Nov 21, 2003
-------------

- Doing RL without P and R matrices
        - think of a "simulator"
        - takes state and action as input
        - produces new state and reward as input
                => you do not have access to
                   internal workings!

- Revisiting simple example of a three-state problem
        - s1, s2, s3 horizontally placed
        - 1l, 2l, 1r, 2r
        - fix initial policy to be:
                1r in everything
        - generate "episodes" using this policy
        - assess Q values
        - improve policy using the Q values

- How do you model a two-player game?
        - simulator "hides" the second player
        - "fake" the other player and factor him
          in the stochastics of the environment

- A serious problem
        - what if your original policy did not
          have the "good" actions in it?
        - how can improvement ever come up with
          the best policy?
                - Ans: it cannot!
        - basic conflict in RL
                - "exploration vs exploitation"

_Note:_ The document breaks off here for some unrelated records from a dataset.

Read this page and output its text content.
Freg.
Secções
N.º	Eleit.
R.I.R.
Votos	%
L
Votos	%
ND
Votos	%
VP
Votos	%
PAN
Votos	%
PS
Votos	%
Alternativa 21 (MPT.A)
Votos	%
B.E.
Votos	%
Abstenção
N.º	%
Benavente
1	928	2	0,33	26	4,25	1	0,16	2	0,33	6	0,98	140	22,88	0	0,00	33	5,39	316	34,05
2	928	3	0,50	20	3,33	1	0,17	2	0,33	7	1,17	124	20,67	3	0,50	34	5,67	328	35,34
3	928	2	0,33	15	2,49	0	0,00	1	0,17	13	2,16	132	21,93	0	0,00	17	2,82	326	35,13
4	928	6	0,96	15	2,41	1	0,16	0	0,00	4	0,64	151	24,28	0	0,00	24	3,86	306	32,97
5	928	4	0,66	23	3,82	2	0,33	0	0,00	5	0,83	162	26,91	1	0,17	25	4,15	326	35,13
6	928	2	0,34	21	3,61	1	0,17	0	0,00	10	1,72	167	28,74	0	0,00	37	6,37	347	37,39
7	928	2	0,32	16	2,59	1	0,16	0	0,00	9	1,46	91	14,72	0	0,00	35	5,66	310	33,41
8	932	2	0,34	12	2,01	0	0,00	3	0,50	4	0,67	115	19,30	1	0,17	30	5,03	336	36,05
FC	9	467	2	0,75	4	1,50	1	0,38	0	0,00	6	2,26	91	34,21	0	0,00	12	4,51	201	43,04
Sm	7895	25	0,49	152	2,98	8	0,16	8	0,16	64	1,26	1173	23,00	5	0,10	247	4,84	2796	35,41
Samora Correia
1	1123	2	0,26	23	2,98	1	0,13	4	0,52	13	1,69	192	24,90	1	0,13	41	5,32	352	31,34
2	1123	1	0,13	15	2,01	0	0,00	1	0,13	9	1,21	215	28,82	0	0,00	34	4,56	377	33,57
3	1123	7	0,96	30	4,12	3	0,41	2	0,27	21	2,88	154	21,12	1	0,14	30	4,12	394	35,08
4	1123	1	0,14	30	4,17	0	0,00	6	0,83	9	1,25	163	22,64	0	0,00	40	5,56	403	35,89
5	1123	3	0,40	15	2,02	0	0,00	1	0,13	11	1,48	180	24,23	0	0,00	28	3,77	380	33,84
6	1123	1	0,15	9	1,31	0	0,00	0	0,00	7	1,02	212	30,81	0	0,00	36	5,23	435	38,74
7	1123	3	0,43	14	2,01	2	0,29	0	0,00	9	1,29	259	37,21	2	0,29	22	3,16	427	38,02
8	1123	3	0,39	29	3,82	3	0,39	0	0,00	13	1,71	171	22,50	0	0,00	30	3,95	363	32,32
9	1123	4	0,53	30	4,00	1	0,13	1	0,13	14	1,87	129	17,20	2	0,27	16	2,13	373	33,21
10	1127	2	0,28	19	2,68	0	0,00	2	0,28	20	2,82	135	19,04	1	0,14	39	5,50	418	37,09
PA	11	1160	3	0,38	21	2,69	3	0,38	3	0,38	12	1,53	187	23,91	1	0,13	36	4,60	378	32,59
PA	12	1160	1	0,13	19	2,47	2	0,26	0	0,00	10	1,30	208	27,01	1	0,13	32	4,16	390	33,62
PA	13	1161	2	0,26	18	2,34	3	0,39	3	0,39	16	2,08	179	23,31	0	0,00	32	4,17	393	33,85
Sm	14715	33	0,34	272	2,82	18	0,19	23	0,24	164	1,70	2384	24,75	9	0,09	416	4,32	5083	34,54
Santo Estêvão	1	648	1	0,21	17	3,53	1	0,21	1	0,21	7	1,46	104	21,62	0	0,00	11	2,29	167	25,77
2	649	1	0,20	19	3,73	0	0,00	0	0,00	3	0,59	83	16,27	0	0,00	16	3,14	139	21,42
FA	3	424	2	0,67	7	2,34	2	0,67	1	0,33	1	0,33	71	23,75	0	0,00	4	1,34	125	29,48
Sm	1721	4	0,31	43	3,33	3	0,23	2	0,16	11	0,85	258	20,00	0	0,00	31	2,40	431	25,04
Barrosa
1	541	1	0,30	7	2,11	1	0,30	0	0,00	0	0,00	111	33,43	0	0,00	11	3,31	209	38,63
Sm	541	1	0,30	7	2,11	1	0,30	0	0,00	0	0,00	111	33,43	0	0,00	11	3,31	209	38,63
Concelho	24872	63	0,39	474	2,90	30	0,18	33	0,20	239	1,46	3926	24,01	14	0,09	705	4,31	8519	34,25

- Solution: use epsilon-soft policies only!
        - make your policy always explore a little
        - outline of an epsilon-soft algorithm
                - do the best thing 90% of the time
                - pick a random action 10% of the time!
                  (this facilitates exploration)
        - this is what you need for final project

- psuedocode for e-soft policies


   Initialize all Q(s,a) to some number, or zero
   Initialize Returns(s,a) to an empty list
   
   Initialize pi to be an arbitrary epsilon-soft policy

   L1:  Generate an episode using pi

        for each (s,a) occuring in the episode
                // count only the first time that (s,a) occurs

                find return "r" following that occurence
                append "r" to the Returns(s,a) list

                Q(s,a) = average [ Returns(s,a) ]

        end for

        // now use Q(s,a) to create a policy
        for each s in the episode
                // only these would have changed

                a* = argmax Q(s,a)
                        // i.e., find the a at which this
                        // Q becomes maximum
                distribute 90% probability among a*
                distribute 10% probability among everybody
                        // including a*

                // this could have been 80-20 or 95-5, just
                // make sure all actions have non-zero
                // probability of being taken

                update pi       
        end for

    go back to L1